Değişim gerçekleşmediği takdirde, ülkenin sürekli gerginlik ortamında yönetilmesi mümkün olamaz.
Hele, sınırlardaki yaşamsal gelişmeler art arta olumsuz yönde sonuçlar verir ve o sorunları çözmesi gerekenler yanlış teşhislerinde ısrar ederken bir de, ‘Dünyada tek dostumuz yok’ noktasına gelinmişse, yönetim iyice zorlaşır.
Dışarıda tablo berraklaşırken, iktidarın içeride de Gezi sürecini, ‘sıfır komşu’ politikasına çevirme, ‘ötekileştirmede’ yeni aşamaya geçmek için kullanır şekilde bir görüntü vermesi sadece geleceğe dair kaygıları arttırıyor.
Oysa, Gezi gösterileri başladığında, mesajları en iyi ve hızlı AKP’nin alacağını düşünenler çok ciddi orandaydı.
Ancak Başbakan ve çevresi o değişim/dönüşümü bu kez gösteremedi.
Yazının tamamını okumak için tıklayınız
Fikret Bila – Milliyet
De facto konfederasyon
Kürt Ulusal Konferansı’yla hızlanacak olan siyasi inşa süreci sonunda hedeflenen, dört ülkedeki Kürtleri kapsamak üzere “de facto konfederasyon”a ulaşmak.
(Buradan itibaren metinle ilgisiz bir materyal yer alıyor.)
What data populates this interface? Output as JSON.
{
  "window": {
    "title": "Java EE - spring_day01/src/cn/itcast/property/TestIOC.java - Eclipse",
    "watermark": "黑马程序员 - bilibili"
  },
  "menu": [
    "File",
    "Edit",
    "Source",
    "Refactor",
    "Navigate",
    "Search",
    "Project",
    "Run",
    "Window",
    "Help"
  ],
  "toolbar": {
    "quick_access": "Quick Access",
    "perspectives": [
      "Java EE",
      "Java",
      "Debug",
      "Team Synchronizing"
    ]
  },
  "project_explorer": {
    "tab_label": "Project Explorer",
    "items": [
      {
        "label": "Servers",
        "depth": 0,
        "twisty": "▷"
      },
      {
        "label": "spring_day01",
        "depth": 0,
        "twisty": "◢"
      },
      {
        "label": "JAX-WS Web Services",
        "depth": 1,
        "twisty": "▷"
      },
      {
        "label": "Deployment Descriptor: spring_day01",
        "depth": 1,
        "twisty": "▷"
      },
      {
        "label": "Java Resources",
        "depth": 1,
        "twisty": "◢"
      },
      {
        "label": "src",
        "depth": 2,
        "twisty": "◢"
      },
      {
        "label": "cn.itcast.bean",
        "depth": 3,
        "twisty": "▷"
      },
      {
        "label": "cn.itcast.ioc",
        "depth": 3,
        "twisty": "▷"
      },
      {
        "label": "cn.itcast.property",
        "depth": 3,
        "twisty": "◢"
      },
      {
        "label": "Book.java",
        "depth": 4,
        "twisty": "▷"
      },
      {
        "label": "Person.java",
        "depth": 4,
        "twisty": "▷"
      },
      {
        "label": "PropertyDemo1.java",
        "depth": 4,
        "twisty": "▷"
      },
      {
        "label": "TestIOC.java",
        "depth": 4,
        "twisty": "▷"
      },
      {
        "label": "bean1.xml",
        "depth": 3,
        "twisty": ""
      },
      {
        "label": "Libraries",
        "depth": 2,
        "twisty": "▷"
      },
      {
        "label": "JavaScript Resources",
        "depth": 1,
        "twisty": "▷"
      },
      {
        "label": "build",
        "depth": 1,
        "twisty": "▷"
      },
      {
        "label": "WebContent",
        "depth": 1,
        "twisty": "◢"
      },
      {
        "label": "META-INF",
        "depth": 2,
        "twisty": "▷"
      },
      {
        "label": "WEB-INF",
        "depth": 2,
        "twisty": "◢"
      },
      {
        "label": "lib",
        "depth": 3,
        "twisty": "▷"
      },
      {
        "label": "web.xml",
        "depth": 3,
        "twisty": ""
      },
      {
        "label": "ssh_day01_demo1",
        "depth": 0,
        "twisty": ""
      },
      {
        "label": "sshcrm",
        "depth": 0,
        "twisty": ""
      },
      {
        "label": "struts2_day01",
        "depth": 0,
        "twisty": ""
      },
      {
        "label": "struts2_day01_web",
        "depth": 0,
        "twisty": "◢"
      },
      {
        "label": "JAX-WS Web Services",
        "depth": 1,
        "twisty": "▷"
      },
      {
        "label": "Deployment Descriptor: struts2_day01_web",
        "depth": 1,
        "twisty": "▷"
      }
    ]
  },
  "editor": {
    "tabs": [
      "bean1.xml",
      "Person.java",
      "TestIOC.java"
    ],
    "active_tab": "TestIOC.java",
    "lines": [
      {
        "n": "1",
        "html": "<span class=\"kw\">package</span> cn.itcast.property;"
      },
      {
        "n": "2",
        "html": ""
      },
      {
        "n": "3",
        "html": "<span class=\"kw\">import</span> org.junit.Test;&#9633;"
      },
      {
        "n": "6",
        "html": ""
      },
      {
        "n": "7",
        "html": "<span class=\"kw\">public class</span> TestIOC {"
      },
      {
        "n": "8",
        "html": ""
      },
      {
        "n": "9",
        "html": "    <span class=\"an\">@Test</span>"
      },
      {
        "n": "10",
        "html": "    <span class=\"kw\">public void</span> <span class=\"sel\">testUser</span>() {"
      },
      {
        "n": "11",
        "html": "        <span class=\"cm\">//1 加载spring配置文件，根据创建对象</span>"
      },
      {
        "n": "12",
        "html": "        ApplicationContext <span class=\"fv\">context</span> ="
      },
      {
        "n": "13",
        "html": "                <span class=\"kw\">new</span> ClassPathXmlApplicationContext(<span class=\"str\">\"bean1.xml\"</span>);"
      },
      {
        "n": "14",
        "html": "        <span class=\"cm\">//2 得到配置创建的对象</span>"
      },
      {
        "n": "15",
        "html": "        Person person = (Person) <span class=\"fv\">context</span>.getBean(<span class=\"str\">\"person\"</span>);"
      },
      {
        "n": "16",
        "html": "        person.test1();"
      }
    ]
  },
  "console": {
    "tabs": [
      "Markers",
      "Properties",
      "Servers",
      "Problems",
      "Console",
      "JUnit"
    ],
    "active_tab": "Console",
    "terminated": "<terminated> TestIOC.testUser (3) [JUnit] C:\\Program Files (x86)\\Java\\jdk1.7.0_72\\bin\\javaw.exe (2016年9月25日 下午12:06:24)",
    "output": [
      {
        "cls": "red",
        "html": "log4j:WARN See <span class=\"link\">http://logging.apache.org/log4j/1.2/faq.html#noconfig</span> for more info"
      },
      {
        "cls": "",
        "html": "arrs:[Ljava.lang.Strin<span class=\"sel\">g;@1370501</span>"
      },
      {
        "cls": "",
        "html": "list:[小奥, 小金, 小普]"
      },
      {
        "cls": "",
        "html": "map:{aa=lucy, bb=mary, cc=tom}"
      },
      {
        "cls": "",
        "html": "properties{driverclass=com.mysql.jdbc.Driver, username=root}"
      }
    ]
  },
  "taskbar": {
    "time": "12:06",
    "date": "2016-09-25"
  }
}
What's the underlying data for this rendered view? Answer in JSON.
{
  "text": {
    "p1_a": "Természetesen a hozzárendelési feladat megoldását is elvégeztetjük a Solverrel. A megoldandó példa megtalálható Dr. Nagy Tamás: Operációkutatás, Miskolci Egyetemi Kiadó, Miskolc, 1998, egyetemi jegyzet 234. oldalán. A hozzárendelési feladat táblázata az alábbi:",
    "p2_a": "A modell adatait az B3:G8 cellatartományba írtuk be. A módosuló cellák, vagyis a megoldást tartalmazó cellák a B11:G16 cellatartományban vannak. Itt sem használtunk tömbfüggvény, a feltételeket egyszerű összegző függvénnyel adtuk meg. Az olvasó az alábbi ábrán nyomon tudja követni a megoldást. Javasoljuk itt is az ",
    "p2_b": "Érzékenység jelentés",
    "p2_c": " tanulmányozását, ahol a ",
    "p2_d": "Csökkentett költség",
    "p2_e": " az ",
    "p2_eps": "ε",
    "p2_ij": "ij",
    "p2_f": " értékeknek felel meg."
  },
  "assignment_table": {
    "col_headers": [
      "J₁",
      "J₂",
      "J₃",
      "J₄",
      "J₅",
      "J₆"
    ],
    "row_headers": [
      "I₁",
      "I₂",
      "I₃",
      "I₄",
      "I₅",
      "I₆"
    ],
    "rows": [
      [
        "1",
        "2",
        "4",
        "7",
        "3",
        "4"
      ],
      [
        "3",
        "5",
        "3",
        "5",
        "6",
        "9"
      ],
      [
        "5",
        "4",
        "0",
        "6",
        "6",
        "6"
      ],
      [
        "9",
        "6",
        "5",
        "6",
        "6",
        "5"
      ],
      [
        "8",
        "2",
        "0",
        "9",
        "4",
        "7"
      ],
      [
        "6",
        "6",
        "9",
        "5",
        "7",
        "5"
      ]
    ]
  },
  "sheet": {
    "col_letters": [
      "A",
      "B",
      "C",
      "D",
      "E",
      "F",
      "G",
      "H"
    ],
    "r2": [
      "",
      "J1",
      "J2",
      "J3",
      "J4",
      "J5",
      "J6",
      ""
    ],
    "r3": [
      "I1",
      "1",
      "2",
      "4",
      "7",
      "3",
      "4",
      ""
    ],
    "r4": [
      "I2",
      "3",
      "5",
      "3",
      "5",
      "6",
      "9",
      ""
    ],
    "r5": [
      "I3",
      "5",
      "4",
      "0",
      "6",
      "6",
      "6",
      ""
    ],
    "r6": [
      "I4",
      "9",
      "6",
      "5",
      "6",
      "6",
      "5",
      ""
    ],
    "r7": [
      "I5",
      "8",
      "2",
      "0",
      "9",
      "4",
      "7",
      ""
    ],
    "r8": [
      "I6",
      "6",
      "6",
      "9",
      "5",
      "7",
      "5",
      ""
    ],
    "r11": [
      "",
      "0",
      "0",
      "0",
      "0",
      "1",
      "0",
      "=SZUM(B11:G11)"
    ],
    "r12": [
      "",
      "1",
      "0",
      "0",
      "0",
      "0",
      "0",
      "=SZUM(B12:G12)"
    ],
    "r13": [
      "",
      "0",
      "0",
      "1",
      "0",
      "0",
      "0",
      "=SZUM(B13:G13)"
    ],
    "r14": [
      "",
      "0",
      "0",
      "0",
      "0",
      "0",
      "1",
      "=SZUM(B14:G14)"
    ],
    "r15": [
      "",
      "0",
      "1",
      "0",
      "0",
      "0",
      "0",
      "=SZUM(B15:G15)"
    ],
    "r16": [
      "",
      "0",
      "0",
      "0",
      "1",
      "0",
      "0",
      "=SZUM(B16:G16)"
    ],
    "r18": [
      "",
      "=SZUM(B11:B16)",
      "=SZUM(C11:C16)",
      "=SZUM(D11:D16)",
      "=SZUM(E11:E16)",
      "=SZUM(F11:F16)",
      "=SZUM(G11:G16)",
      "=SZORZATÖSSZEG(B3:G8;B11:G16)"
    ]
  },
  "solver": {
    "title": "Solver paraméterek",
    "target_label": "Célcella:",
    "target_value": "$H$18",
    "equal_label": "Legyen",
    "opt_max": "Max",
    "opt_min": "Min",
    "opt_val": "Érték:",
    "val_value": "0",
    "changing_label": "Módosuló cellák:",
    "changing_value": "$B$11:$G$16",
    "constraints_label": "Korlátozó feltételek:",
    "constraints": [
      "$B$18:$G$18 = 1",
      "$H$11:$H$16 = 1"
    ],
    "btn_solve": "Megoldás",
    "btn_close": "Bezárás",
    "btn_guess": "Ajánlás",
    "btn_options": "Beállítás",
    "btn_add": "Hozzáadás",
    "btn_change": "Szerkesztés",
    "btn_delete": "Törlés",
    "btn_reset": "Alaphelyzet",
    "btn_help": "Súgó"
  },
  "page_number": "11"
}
Konfederasyon’un dört parça için alacağı kararlar, bu parçalardan gelen temsilciler, siyasi partiler veya gruplar tarafından o ülkede hayata geçirilmeye çalışılacak. Türkiye’de, İran’da, Irak’ta ve Suriye’deki “özerk yapılar” birlikte hareket ederek, fiilen tek bir konfederal devlet gibi davranacaklar.
Öcalan’ın bu projesi dört parça ve bu parçalarda yaşayan Kürtlerin, ileride tek ulus olarak bağımsız devlete ulaşmaları açısından en önemli altyapıyı oluşturacak.
Yazının tamamını okumak için tıklayınız
Mehmet Tezkan – Milliyet
Oscarlık Gezi yalanları
İktidar diyor ki; Gezi Parkı eylemcileri Beyoğlu esnafını mağdur etti..
Ama esnaf destek verdi, biber gazından kaçanları dükkana aldı, limon verdi, su verdi, ıslak havlu verdi..
İyi de bunlar eylemin ilk günleriydi, uzayınca esnaf mağdur olmaya başladı..
Olabilir..
Polisin orantısız gücü, havai fişek gibi birbiri ardına patlayan gaz bombaları, şiddet sever grupların fırsat bu fırsat demesi, İstiklal caddesine de İstiklal’e açılan sokaklara da darbe vurdu..
Bir miktar el ayak çekildi..
Satışlar düştü..
Bu gerçek.. İktidar adamları sık sık bu gerçeğin altını çizerek, esnaf güzellemesi yapıyor..
Esnaf da diyor ki; bizim ipimiz iki yıl önce çekildi..
Doğru.. Gelip geçenler rahatsız oluyor bahanesiyle masa sandalye atma yasağı kondu..
Sokakların tadı kaçtı.. Neşesi gitti..
Oysa böyle yerler sokaklarıyla güzeldir, sokaklarıyla çekim merkezidir..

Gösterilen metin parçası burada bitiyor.